During today's annual inspection, the Compliance and Regulatory Enforcement Tool was used. LPA reviewed medications of five (5) residents comparing with physician orders and find no errors. LPA reviewed five (5) residents and two (2) staff files and found all required documents. Facility was clean and well organized. All required postings were observed.

LPA and Administrator toured the facility together to ensure the health and safety of residents in care. The areas toured included resident rooms, bathrooms, kitchen, and common areas and outside area. The food supply is within compliance, 2 days of perishable and 7 days worth of non-perishable food items. Grab bars were present at the toilet and in the shower. All exits were unobstructed. There is a side gate for emergency access. LPA checked the kitchen area for the ability to prepare and store food. Knives and Sharp objects found to be locked. LPA observed the area used for medication to be locked and inaccessible to residents. LPA observed smoke detectors and carbon monoxide detector at the care home are operational. Fire extinguishers were last serviced on 11/17/23 and were ready for emergency use. Hot water temperature was observed to be between 112-119 degrees F, which is within the regulation range of 105-120 degree. Inside temperature was 72 degree F.

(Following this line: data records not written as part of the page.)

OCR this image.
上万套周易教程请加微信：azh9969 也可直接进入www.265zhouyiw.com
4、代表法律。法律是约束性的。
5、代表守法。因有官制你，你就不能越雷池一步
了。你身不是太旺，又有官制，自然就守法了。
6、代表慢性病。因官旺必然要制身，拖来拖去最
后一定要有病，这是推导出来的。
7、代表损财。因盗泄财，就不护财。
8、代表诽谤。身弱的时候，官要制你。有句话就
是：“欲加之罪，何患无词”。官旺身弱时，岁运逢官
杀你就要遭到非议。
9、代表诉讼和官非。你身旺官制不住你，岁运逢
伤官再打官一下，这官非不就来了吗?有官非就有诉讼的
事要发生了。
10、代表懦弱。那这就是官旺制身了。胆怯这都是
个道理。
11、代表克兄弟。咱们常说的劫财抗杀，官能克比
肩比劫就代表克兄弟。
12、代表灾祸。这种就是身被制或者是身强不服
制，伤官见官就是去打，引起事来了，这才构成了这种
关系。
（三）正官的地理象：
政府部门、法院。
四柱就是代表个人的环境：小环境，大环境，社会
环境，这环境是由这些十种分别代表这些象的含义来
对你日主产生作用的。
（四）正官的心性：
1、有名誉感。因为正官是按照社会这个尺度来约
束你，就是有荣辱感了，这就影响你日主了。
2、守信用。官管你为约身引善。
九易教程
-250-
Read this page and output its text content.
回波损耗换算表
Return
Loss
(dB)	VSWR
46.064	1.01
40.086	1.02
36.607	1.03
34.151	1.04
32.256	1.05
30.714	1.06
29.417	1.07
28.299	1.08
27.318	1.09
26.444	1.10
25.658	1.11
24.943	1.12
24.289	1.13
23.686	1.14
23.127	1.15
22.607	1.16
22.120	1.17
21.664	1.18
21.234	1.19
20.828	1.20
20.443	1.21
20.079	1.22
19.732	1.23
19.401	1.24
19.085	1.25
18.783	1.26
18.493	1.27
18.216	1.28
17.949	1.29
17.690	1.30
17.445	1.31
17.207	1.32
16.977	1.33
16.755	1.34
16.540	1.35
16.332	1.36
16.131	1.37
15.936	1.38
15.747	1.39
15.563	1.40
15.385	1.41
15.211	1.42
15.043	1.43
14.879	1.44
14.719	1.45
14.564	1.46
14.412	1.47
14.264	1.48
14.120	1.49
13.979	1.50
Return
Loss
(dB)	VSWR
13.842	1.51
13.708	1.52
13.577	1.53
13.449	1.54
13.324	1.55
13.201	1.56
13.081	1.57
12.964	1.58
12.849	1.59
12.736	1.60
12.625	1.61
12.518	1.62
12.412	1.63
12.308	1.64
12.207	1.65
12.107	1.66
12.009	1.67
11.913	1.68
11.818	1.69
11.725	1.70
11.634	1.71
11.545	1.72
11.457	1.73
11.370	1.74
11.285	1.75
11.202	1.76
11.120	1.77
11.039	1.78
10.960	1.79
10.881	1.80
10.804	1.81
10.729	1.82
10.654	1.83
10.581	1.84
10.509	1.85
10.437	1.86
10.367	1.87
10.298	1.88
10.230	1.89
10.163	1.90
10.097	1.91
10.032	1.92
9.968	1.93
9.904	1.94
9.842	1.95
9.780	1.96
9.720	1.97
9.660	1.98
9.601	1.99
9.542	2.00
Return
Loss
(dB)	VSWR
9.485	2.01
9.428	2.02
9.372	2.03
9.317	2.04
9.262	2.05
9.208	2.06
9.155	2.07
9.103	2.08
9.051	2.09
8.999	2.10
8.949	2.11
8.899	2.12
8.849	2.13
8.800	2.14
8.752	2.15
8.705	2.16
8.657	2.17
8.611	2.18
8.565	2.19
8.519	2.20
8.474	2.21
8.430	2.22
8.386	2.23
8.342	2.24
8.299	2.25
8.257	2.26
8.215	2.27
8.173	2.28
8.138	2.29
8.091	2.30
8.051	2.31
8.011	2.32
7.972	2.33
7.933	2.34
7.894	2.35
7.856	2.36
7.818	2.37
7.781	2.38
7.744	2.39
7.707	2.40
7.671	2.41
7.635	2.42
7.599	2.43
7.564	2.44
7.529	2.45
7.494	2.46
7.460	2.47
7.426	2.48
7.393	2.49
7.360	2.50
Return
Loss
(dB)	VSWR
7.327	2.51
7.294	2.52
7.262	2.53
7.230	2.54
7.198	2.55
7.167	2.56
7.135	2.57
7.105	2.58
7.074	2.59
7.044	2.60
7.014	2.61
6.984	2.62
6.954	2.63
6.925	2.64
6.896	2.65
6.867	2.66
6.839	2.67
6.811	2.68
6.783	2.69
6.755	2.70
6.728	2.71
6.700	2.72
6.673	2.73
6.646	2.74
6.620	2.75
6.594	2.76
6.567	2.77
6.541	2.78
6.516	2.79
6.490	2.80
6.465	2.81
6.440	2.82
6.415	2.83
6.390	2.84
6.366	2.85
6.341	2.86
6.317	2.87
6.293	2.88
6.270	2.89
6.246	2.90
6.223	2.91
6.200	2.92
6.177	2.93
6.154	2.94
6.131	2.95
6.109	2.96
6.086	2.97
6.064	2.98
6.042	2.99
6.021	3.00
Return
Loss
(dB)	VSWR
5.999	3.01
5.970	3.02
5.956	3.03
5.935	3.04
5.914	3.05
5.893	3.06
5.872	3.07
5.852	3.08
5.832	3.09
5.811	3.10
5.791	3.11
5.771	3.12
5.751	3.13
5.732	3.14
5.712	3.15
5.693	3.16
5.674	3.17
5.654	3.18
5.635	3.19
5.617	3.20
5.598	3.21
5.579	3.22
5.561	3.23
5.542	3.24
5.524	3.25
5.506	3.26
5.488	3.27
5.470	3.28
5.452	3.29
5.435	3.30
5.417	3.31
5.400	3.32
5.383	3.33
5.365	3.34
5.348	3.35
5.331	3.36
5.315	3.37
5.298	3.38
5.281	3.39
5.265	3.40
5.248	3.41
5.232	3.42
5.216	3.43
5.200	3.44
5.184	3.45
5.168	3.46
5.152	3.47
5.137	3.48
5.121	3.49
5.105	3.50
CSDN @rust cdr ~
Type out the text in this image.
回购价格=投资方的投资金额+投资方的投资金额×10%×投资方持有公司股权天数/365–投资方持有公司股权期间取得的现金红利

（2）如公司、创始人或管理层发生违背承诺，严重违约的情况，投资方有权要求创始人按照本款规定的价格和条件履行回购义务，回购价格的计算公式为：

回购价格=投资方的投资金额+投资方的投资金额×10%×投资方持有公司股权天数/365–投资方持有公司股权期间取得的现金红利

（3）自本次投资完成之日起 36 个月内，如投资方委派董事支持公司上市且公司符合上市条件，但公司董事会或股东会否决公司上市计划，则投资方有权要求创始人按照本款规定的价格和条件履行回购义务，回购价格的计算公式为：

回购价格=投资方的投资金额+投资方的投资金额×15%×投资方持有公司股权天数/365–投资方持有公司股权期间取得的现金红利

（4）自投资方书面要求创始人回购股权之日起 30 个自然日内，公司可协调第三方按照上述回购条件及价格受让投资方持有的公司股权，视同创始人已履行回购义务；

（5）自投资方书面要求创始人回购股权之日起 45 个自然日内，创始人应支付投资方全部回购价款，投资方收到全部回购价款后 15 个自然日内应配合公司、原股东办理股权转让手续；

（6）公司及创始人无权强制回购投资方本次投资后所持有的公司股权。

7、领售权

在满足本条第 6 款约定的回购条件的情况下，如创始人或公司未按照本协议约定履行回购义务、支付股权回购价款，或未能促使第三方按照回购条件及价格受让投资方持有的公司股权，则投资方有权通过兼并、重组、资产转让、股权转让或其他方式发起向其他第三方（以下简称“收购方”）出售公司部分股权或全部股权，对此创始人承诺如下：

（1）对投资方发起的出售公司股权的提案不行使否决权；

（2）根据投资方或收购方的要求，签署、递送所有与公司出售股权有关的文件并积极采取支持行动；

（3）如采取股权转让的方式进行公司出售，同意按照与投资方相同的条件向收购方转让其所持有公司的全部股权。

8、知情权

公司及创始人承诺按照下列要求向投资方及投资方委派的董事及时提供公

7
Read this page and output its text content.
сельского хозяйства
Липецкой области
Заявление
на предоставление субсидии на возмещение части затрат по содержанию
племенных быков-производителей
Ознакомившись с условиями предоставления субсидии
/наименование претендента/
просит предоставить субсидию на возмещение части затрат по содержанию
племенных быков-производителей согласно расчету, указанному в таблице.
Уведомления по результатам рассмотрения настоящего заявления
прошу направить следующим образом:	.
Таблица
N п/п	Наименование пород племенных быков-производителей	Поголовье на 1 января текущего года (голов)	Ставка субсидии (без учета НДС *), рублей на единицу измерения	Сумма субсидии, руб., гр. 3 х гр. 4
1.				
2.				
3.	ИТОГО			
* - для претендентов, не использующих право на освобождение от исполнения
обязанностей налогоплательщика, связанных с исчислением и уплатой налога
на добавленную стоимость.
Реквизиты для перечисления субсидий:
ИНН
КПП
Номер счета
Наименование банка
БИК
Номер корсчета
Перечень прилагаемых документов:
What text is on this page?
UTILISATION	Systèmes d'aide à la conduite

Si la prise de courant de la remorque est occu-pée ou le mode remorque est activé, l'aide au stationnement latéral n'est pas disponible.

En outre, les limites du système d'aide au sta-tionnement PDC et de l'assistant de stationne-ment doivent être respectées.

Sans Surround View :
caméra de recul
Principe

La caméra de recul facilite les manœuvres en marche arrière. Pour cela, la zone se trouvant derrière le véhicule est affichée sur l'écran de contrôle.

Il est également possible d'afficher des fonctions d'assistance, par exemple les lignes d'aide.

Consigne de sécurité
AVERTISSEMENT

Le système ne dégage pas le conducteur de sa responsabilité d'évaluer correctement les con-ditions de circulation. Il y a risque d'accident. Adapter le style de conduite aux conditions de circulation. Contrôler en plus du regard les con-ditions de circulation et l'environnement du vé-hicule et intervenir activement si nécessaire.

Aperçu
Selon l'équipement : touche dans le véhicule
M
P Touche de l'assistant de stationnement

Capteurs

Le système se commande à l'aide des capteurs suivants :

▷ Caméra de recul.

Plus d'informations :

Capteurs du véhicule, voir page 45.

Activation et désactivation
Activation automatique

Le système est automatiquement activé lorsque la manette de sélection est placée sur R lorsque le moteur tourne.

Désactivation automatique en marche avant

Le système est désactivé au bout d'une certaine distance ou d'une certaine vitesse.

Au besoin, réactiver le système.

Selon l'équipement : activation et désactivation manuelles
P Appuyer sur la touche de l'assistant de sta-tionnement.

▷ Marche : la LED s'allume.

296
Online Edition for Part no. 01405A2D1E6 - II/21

LPA requested a copy of the LIC 500, LIC610E and current liability insurance to be sent to the Department by 05/31/24.
LPA found multiple food items with expired dates in kitchen storage room during inspection, therefore, deficiencies were cited per Title 22, CCR Regulations as listed on 809-D. Exit interview conducted. Copy of this report and appeal rights were provided.
SUPERVISOR'S NAME: Laura MunozTELEPHONE: (916) 263-4743
LICENSING EVALUATOR NAME: Talwinder BainsTELEPHONE: (916) 263-4700
LICENSING EVALUATOR SIGNATURE:
DATE: 05/13/2024
I acknowledge receipt of this form and understand my licensing appeal rights as explained and received.
FACILITY REPRESENTATIVE SIGNATURE:
DATE: 05/13/2024
This report must be available at Child Care and Group Home facilities for public review for 3 years.

LIC809 (FAS) - (06/04)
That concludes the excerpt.